On 6 August, at a town-hall-style meeting in Delhi, Prime Minister Narendra Modi spoke out against self-styled gau rakshaks, or cow protectors, declaring that 80 percent of them were fake. “I feel angry when people, in the name of cow protection, do business,” the Indian Express reported him as saying. It had been nearly a month since seven Dalits were flogged in the city of Una in Gujarat, for skinning a dead cow. Since then, the state had witnessed a storm of protests by Dalits, who took to the streets in rage against the assault. The agitations refused to die down in the weeks that followed, building pressure on Modi to address the issue.

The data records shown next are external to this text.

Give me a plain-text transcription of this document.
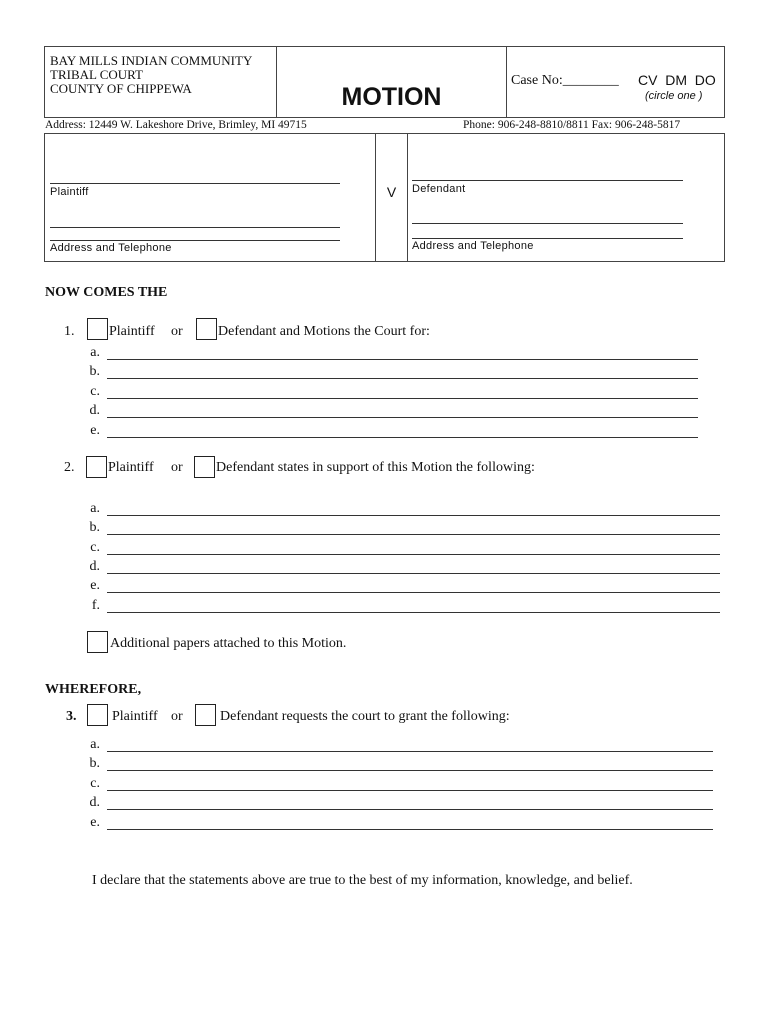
BAY MILLS INDIAN COMMUNITY
TRIBAL COURT
COUNTY OF CHIPPEWA	MOTION
Case No:________ CV  DM  DO
(circle one )
Address: 12449 W. Lakeshore Drive, Brimley, MI 49715	Phone: 906-248-8810/8811 Fax: 906-248-5817
Plaintiff
Address and Telephone
V	Defendant
Address and Telephone
NOW COMES THE
1. Plaintiff or	Defendant and Motions the Court for:
a.
b.
c.
d.
e.
2. Plaintiff or Defendant states in support of this Motion the following:
a.
b.
c.
d.
e.
f.
Additional papers attached to this Motion.
WHEREFORE,
3.	Plaintiff or	Defendant requests the court to grant the following:
a.
b.
c.
d.
e.
I declare that the statements above are true to the best of my information, knowledge, and belief.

The prime minister’s comments on the matter, however, both in Delhi and in Telangana the next day, were not an outright condemnation of those who unleash violence in the name of protecting cows. Rather, he directed his ire specifically at what he claimed were fake gau rakshaks—suggesting, perhaps, that there were also genuine vigilantes whose aggressive tactics of cow protection he found acceptable.

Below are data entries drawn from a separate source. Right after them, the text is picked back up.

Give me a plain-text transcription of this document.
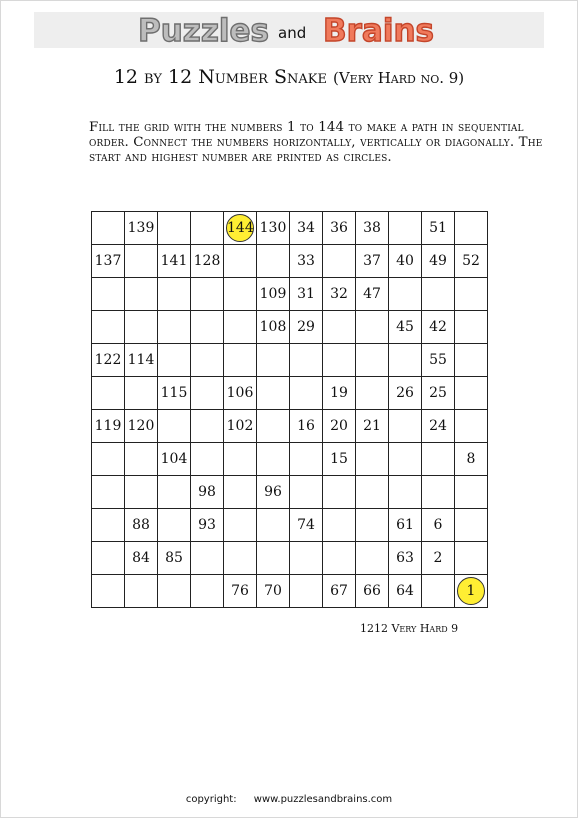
Puzzles and Brains
12 by 12 Number Snake (Very Hard no. 9)
Fill the grid with the numbers 1 to 144 to make a path in sequential order. Connect the numbers horizontally, vertically or diagonally. The start and highest number are printed as circles.
	139			144	130	34	36	38		51	
137		141	128			33		37	40	49	52
					109	31	32	47			
					108	29			45	42	
122	114									55	
		115		106			19		26	25	
119	120			102		16	20	21		24	
		104					15				8
			98		96						
	88		93			74			61	6	
	84	85							63	2	
				76	70		67	66	64		1
1212 Very Hard 9
copyright: www.puzzlesandbrains.com
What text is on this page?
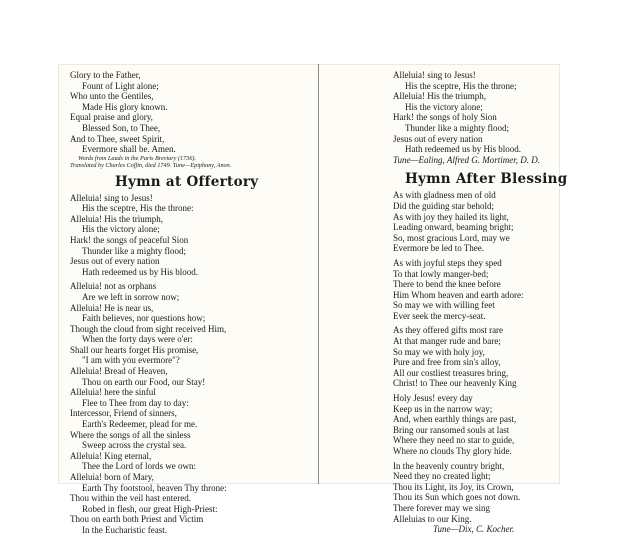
Glory to the Father,
Fount of Light alone;
Who unto the Gentiles,
Made His glory known.
Equal praise and glory,
Blessed Son, to Thee,
And to Thee, sweet Spirit,
Evermore shall be. Amen.
Words from Lauds in the Paris Breviary (1736).
Translated by Charles Coffin, died 1749. Tune—Epiphany, Anon.
Hymn at Offertory
Alleluia! sing to Jesus!
His the sceptre, His the throne:
Alleluia! His the triumph,
His the victory alone;
Hark! the songs of peaceful Sion
Thunder like a mighty flood;
Jesus out of every nation
Hath redeemed us by His blood.
Alleluia! not as orphans
Are we left in sorrow now;
Alleluia! He is near us,
Faith believes, nor questions how;
Though the cloud from sight received Him,
When the forty days were o'er:
Shall our hearts forget His promise,
"I am with you evermore"?
Alleluia! Bread of Heaven,
Thou on earth our Food, our Stay!
Alleluia! here the sinful
Flee to Thee from day to day:
Intercessor, Friend of sinners,
Earth's Redeemer, plead for me.
Where the songs of all the sinless
Sweep across the crystal sea.
Alleluia! King eternal,
Thee the Lord of lords we own:
Alleluia! born of Mary,
Earth Thy footstool, heaven Thy throne:
Thou within the veil hast entered.
Robed in flesh, our great High-Priest:
Thou on earth both Priest and Victim
In the Eucharistic feast.
Alleluia! sing to Jesus!
His the sceptre, His the throne;
Alleluia! His the triumph,
His the victory alone;
Hark! the songs of holy Sion
Thunder like a mighty flood;
Jesus out of every nation
Hath redeemed us by His blood.
Tune—Ealing, Alfred G. Mortimer, D. D.
Hymn After Blessing
As with gladness men of old
Did the guiding star behold;
As with joy they hailed its light,
Leading onward, beaming bright;
So, most gracious Lord, may we
Evermore be led to Thee.
As with joyful steps they sped
To that lowly manger-bed;
There to bend the knee before
Him Whom heaven and earth adore:
So may we with willing feet
Ever seek the mercy-seat.
As they offered gifts most rare
At that manger rude and bare;
So may we with holy joy,
Pure and free from sin's alloy,
All our costliest treasures bring,
Christ! to Thee our heavenly King
Holy Jesus! every day
Keep us in the narrow way;
And, when earthly things are past,
Bring our ransomed souls at last
Where they need no star to guide,
Where no clouds Thy glory hide.
In the heavenly country bright,
Need they no created light;
Thou its Light, its Joy, its Crown,
Thou its Sun which goes not down.
There forever may we sing
Alleluias to our King.
Tune—Dix, C. Kocher.
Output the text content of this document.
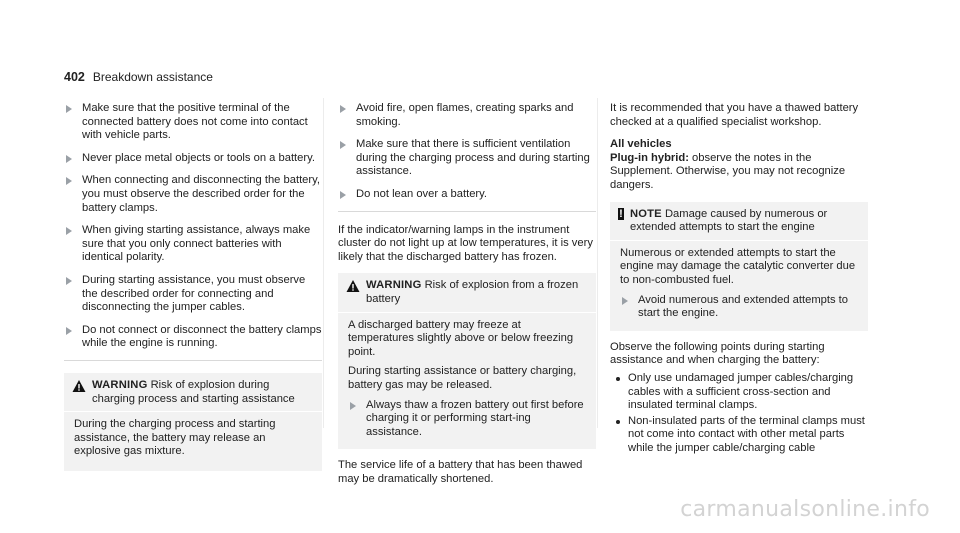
402 Breakdown assistance
Make sure that the positive terminal of the connected battery does not come into contact with vehicle parts.
Never place metal objects or tools on a battery.
When connecting and disconnecting the battery, you must observe the described order for the battery clamps.
When giving starting assistance, always make sure that you only connect batteries with identical polarity.
During starting assistance, you must observe the described order for connecting and disconnecting the jumper cables.
Do not connect or disconnect the battery clamps while the engine is running.
WARNING Risk of explosion during charging process and starting assistance

During the charging process and starting assistance, the battery may release an explosive gas mixture.

Avoid fire, open flames, creating sparks and smoking.
Make sure that there is sufficient ventilation during the charging process and during starting assistance.
Do not lean over a battery.

If the indicator/warning lamps in the instrument cluster do not light up at low temperatures, it is very likely that the discharged battery has frozen.

WARNING Risk of explosion from a frozen battery

A discharged battery may freeze at temperatures slightly above or below freezing point.

During starting assistance or battery charging, battery gas may be released.

Always thaw a frozen battery out first before charging it or performing start-ing assistance.

The service life of a battery that has been thawed may be dramatically shortened.

It is recommended that you have a thawed battery checked at a qualified specialist workshop.

All vehicles

Plug-in hybrid: observe the notes in the Supplement. Otherwise, you may not recognize dangers.

! NOTE Damage caused by numerous or extended attempts to start the engine

Numerous or extended attempts to start the engine may damage the catalytic converter due to non-combusted fuel.

Avoid numerous and extended attempts to start the engine.

Observe the following points during starting assistance and when charging the battery:

Only use undamaged jumper cables/charging cables with a sufficient cross-section and insulated terminal clamps.
Non-insulated parts of the terminal clamps must not come into contact with other metal parts while the jumper cable/charging cable
carmanualsonline.info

The prime minister’s remarks were followed by a quick succession of reactions from the Hindutva camp—specifically the Rashtriya Swayamsevak Sangh and the Vishva Hindu Parishad—that were indicative of the push-and-pull negotiations that take place within these organisations on key issues. The senior RSS leader Suresh Bhaiyyaji Joshi issued a statement the day after the Delhi meeting that broadly supported Modi’s views. Joshi called on people to separate the “condemnable efforts of a few opportunists” with those carrying out “the good work” of gau raksha.